Stadt prüft mit neuer Technik Regenwasser-Anschlüsse
Weißer Nebel über dem Kanalsystem

Albersloh/SEndenhorst -

Wenn künftig in Albersloh oder Sendenhorst weiße Schwaden aufsteigen, dann brennt es nicht unbedingt. Dann könnten Mitarbeiter des städtischen Abwasserwerkes unterwegs sein, die mittels neu angeschaffter Technik prüfen, ob Regen- und Abwasser-Abflüsse korrekt angeschlossen sind.

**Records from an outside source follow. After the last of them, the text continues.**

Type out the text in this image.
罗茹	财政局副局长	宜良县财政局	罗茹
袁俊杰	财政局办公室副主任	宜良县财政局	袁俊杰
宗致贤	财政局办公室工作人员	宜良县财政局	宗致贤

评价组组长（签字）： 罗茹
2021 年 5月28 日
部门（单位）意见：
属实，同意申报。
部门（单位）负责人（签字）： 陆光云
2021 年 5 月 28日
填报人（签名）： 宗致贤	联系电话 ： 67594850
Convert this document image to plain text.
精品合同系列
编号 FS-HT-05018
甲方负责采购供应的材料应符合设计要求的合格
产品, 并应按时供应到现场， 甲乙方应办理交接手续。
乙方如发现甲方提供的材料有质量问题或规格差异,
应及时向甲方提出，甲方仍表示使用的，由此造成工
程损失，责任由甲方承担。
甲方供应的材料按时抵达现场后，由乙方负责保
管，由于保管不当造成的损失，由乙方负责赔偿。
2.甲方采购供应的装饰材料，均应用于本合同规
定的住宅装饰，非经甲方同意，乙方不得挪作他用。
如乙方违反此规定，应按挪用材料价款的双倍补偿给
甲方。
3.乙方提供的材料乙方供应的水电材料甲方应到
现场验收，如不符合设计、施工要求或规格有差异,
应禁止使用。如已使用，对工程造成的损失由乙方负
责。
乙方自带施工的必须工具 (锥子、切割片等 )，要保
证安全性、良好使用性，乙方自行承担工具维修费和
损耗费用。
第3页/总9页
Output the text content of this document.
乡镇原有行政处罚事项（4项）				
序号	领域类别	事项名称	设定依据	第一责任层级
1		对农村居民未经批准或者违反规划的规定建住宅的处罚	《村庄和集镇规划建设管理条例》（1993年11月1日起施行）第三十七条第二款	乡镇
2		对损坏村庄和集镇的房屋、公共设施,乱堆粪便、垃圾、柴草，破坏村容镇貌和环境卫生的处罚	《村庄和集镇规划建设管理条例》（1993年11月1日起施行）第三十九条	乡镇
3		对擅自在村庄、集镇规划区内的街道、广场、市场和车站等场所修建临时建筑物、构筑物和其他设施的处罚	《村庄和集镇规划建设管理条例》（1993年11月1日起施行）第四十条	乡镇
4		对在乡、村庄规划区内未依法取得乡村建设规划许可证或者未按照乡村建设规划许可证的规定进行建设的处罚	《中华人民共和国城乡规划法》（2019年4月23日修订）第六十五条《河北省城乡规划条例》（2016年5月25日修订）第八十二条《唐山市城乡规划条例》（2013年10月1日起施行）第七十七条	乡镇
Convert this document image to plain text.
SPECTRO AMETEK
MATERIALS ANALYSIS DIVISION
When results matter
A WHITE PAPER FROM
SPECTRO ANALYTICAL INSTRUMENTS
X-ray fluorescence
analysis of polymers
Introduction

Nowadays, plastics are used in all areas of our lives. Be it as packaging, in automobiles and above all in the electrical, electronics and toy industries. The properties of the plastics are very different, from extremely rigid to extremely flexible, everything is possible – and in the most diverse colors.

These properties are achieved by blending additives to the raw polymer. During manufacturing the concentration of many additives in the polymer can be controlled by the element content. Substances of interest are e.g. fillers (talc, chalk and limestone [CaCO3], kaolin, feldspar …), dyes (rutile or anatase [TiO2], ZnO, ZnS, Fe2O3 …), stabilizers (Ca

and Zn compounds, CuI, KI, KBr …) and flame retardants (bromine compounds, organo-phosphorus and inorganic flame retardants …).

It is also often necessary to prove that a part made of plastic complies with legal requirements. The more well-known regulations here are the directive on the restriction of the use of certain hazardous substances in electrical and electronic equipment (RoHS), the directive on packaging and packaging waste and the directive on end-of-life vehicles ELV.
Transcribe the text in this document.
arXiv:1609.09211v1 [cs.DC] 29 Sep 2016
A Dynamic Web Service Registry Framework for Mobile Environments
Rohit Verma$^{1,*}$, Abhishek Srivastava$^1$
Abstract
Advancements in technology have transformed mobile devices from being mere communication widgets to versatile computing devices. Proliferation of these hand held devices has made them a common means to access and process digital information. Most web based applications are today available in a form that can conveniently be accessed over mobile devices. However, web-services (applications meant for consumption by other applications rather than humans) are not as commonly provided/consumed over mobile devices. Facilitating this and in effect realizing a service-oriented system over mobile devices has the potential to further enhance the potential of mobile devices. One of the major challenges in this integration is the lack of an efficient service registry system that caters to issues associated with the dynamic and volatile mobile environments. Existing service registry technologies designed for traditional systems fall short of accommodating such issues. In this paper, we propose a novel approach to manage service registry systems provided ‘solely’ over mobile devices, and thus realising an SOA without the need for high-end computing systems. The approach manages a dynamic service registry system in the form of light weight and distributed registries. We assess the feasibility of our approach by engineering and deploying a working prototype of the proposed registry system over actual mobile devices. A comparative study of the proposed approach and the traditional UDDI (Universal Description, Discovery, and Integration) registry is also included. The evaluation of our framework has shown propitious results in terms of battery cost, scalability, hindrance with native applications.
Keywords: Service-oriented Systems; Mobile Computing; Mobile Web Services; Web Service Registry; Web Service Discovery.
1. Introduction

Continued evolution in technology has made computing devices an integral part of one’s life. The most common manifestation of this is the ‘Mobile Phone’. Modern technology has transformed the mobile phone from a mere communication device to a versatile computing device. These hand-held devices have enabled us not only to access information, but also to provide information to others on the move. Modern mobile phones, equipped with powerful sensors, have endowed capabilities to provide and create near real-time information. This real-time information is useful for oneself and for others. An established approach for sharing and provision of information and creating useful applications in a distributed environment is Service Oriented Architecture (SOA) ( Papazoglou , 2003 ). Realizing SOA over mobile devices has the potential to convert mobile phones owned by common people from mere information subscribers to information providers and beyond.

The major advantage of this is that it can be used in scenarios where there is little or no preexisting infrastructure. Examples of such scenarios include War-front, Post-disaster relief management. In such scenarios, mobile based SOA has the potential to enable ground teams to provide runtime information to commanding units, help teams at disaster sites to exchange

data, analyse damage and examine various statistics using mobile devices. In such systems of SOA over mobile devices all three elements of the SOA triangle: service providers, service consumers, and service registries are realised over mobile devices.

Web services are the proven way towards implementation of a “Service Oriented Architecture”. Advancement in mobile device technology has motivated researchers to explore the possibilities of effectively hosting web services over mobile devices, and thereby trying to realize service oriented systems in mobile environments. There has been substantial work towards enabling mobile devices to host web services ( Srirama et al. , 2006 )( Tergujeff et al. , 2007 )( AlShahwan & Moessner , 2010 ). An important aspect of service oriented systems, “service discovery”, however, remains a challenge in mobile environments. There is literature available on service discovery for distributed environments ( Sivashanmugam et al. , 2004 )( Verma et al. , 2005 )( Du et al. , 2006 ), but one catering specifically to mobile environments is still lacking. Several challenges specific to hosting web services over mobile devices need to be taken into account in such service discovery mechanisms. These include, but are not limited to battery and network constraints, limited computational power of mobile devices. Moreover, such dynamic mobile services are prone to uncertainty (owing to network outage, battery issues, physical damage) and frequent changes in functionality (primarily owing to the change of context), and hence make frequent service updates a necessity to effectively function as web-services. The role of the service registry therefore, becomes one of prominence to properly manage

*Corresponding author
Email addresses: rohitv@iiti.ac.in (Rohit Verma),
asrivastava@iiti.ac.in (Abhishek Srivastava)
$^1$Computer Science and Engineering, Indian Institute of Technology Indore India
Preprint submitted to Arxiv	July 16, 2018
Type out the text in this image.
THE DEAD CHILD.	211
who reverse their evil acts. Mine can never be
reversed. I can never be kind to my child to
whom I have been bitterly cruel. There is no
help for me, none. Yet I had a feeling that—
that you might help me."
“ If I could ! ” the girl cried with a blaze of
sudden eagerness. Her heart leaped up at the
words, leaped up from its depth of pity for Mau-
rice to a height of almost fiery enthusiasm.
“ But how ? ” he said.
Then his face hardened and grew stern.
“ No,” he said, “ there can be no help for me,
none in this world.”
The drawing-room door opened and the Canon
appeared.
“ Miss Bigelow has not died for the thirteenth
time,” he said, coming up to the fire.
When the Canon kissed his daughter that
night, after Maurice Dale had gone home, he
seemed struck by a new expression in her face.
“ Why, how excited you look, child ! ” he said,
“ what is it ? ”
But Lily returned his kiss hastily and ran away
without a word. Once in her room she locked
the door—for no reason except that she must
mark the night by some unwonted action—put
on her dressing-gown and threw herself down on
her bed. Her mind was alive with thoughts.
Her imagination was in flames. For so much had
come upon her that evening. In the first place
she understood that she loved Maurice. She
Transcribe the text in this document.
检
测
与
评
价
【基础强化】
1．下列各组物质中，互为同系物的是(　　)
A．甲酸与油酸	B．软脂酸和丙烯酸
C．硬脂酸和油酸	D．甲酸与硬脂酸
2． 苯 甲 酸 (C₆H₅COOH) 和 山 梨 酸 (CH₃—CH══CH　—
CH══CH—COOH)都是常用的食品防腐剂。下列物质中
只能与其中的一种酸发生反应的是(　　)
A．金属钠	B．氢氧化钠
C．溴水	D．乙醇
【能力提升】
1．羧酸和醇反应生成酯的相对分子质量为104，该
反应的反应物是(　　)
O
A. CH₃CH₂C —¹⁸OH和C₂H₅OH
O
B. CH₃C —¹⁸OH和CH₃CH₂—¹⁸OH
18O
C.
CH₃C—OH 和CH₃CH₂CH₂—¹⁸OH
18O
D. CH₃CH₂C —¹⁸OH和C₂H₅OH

Mittwoch, 21.11.2018, 06:00 Uhr
Veröffentlicht: Mittwoch, 21.11.2018, 06:00 Uhr
Sven Knauff (l.) benebelt zur Demonstration einen Kanalanschluss auf dem Gelände des Klärwerks. An der Stelle, wo der weiße Nebel letztlich das System wieder verlässt, lässt sich ablesen, ob der Zufluss richtig angeschlossen ist.
Sven Knauff (l.) benebelt zur Demonstration einen Kanalanschluss auf dem Gelände des Klärwerks. An der Stelle, wo der weiße Nebel letztlich das System wieder verlässt, lässt sich ablesen, ob der Zufluss richtig angeschlossen ist. Foto: Annette Metz

Wenn bei Edgar Wallace der Nebel über einem Kanal aufstieg, war das zumeist ein Zeichen dafür, dass sich gerade nichts Gutes tut. Wenn künftig in Albersloh oder Sendenhorst Nebelschwaden aus einem Kanalausgang aufsteigen, ist das nur ein Zeichen dafür, dass die Mitarbeiter des städtischen Abwasserwerkes unterwegs sind – in guter Absicht versteht sich. Denn sie wollen mittels neu angeschaffter Technik prüfen, ob Regen- und Abwasser-Abflüsse korrekt angeschlossen sind. Erreichen wollen sie damit eine Schonung von Ressourcen. Genauer gesagt, dass Abwässer nicht im Grundwasser und Regenwasser nicht im Schmutzwasserkanal landet, was dann zu einer Überlastung von Pumpstationen führen könnte. Um erste Erfahrungen mit der Technik zu sammeln, wird sich ein Team um Sven Knauff , Leiter der Kläranlage in Sendenhorst, mit der Backhaus-Siedlung in Albersloh beschäftigen.

„Wir haben uns für diesen Zweck eine leistungsstarke Nebelmaschine zugelegt“, erklärt Klaus Neuhaus , Leiter der städtischen Eigenbetriebe. Kanäle mit einem Durchmesser bis zu einem Meter können damit benebelt werden. Der weiße Rauch wird mit Druck in die entsprechenden Leitungen hineingegeben. Der Ort, an dem der weiße Rauch aufsteigt, gibt Zeugnis darüber, ob der Kanal richtig – oder falsch – genutzt wird.

Bei Regen gemessene Mengen an den Schmutzwasserpumpwerken lassen vermuten, dass der eine oder andere Regenwasserabfluss, aus welchem Grund auch immer, an einen Abwasserkanal angeschlossen sei, führt Klaus Neuhaus aus. Dabei betont er, dass das zumeist unwissentlich geschehen sein könnte. Doch wenn diese Pumpen in Regenzeiten mehr Fremdwasser transportieren müssen, als sie verkraften, könnte eben das auch Schäden oder im schlimmsten Fall sogar Ausfälle bewirken, die dann sehr unliebsame Folgen auch für die jeweiligen Anlieger haben können. Regenwasser gehöre nicht in den Schmutzwasserkanal. Es werde über Vorfluter und Regenrückhaltebecken dem Wasserkreislauf direkt wieder zugeführt, führt Sven Knauff aus.

„Wir wollen aufklären, dass womöglich ein Problem vorliegt“, erklärt Klaus Neuhaus. Die Ergebnisse werden den Grundeigentümern mitgeteilt. „Außerdem wird die Stadt die Korrektur falscher Anschlüsse intensiv begleiten“, so Neuhaus.

Die Kanalnebel-Aktion an der Backhausstraße soll in der Woche vom 26. bis 30. November durchgeführt werden. „Wir werden alle Anlieger informieren. Um Verwechslungen mit Bränden zu vermeiden, wird die Feuerwehr über den Einsatz der Nebeltechnik jeweils informiert. Durch dieses Verfahren entstehen keine Schäden, und die Anlieger brauchen sich um nichts zu kümmern. Die städtischen Mitarbeiter betreten in dieser Zeit nur kurz die Grundstücke, um die Nebelaustritte zu lokalisieren“, lassen Neuhaus und Knauff abschließend wissen.